Court Opinion

ID: 5440273
Source: CourtListenerOpinion
Date Created: 2022-01-08 18:01:43.702714+00
Date Added: 2024-06-11T08:31:59.081634
License: Public Domain

Thornton, J. -.
This is an appeal prosecuted by defendants Porter and Maclay from an order denying their motion for a new trial. The action was partition. We find in the transcript what is called an interlocutory decree in partition, made and entered on the 6th of December, 1870, and a judgment in partition, to which all parties consented, entered on the 24th of March, 1871. There are some modifications of the judgment mentioned, the last of which was on the 28th of May, 1877, and related to the costs of the action. The appellants were not originally parties to the action, but were made so by an order substituting them for certain defendants, entered on the 8th day of August, 1878. The notice of intention to move for a new trial was filed on the 9th day of August, 1878.
Treating the judgment entered in this cause either as interlocutory or final, the motion for a new trial was made too late. The party intending to move for a new trial must within ten days after notice of the decision of the Court where the cause was tried, as in this case, by the Court, file with the clerk and serve upon the adverse party a notice of his intention to make such motion. (§ 659, Code Civ. Proc.) The judgment was valid. It may have been erroneous because entered against infants by consent of the guardians representing them, but it was not void. Under such circumstances it might have been reversed as to the infants on appeal. There is here no appeal from the judgment; and, in fact, the time for appealing from it had long passed, when the notice of the motion for a new trial was given. It is recited in the judgment that the partition made by the commissioners was, as appears from their report, made as directed and determined by the Court in its interlocutory decree, and this was done without any objection or exception to the report.

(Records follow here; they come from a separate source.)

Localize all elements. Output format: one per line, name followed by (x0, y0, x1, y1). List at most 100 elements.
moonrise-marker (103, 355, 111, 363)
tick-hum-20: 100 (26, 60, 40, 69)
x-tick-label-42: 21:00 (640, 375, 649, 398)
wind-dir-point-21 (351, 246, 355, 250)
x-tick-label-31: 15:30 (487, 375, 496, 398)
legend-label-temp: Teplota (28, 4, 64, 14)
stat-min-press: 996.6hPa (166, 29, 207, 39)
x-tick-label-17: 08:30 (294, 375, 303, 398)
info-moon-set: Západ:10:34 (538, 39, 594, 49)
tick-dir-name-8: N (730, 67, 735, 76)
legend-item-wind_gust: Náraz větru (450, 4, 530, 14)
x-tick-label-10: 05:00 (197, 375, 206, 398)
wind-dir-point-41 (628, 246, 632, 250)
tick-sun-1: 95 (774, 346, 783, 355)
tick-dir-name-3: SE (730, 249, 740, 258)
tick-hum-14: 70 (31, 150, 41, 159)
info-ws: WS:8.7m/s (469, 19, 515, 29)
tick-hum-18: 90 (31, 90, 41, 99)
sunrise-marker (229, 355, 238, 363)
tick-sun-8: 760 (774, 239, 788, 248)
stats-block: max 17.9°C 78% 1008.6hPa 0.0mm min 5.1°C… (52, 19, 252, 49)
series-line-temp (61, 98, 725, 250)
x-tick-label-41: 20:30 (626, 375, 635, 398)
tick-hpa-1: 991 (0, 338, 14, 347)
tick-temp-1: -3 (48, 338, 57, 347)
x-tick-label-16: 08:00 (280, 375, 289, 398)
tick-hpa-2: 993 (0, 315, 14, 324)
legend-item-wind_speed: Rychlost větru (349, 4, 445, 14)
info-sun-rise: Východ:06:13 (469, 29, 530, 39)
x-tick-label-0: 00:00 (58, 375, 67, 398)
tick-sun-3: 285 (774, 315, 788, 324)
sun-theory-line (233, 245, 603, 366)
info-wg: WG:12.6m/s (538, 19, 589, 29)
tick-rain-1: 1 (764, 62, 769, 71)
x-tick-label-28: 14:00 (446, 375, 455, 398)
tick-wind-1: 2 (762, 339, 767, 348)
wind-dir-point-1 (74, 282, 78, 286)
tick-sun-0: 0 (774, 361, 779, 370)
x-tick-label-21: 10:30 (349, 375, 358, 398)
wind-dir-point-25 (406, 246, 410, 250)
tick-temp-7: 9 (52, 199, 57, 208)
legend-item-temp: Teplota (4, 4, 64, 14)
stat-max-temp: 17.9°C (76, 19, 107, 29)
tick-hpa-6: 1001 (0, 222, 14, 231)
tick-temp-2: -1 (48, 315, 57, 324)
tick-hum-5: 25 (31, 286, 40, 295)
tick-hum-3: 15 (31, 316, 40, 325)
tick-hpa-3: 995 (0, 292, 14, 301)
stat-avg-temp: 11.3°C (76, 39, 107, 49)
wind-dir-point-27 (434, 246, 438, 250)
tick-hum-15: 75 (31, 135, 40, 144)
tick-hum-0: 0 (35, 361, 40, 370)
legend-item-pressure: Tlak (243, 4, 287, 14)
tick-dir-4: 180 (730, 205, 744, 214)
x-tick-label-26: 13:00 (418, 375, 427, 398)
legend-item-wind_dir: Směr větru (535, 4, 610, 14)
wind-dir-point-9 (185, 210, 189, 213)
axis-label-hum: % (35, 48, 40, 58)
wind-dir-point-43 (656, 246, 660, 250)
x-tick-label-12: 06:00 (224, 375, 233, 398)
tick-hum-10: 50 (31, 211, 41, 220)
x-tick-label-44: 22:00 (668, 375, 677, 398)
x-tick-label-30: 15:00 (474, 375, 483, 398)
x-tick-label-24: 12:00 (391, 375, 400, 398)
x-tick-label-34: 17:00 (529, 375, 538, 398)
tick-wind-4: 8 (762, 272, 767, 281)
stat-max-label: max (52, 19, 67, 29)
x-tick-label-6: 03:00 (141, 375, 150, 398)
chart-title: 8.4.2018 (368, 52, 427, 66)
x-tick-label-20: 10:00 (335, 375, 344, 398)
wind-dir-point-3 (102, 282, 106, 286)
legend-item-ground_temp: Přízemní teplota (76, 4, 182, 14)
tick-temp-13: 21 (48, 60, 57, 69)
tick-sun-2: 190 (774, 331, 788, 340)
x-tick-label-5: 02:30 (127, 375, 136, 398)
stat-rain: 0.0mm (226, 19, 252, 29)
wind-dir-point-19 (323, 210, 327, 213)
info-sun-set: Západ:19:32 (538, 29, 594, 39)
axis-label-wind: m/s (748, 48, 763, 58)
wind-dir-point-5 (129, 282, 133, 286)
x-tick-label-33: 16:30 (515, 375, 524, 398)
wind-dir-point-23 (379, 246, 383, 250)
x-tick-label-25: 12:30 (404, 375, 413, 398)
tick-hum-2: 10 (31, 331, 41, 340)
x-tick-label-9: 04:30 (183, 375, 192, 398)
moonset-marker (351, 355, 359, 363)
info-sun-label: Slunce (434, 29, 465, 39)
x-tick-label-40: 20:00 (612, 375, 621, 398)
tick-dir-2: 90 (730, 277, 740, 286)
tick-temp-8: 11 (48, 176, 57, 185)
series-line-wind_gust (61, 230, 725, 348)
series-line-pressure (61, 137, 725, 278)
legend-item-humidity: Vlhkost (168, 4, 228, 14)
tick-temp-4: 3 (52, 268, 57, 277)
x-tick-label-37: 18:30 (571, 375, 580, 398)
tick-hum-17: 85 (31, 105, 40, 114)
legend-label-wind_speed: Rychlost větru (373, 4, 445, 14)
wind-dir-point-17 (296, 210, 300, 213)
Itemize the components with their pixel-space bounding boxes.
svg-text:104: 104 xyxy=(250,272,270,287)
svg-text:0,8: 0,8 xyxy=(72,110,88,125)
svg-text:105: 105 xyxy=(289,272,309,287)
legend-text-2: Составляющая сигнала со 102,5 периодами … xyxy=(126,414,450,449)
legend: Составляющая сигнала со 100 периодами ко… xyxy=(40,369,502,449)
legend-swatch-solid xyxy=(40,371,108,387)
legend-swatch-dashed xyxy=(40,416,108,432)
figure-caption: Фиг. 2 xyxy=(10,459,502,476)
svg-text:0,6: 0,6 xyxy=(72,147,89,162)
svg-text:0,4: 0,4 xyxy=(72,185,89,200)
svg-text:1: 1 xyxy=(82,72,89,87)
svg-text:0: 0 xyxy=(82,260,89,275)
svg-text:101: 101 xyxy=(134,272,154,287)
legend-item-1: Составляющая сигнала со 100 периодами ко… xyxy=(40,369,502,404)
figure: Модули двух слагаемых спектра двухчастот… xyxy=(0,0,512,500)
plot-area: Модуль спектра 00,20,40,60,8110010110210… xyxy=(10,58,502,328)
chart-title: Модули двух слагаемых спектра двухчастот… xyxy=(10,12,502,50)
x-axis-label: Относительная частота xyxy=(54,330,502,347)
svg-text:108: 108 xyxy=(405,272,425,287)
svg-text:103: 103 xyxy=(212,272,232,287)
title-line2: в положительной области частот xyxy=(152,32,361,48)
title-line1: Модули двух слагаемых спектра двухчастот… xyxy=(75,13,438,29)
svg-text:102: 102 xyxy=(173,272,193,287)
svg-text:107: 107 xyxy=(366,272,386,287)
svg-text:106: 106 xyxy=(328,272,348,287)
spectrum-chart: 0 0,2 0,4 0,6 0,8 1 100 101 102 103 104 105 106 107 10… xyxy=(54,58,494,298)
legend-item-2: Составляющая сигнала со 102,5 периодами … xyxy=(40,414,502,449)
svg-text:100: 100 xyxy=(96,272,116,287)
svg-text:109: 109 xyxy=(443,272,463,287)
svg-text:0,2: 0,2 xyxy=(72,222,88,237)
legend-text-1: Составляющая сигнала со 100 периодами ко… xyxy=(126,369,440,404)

*83It thus appears that the Court passed on the partition made, and approved it. Under such circumstances we think that the guardians of the infants were authorized to consent to the judgment as entered—that is to say, after the Court had passed on the partition made, and approved it. Having thus consented to the judgment as entered, we see no necessity for any notice to them of the judgment in order to impose on them the obligation to move for a new trial within the ten days after the judgment, if they could, under the circumstances, prosecute such motion. This obligation to move was not effected by the subsequent modifications of the judgment, since the matters which the moving parties wished to review on their motion for a new trial all occurred before the entry of the judgment in 1871. The same reasoning applies to their right to move prior to the Code of Civil Procedure taking effect in 1873.
We see no error in the ruling of the Court below.
The order is affirmed.
Sharpstein, J., and McKee, J., concurred.
McKinstry, J., concurred in the judgment.
Ross, J., being disqualified, took no part in this decision.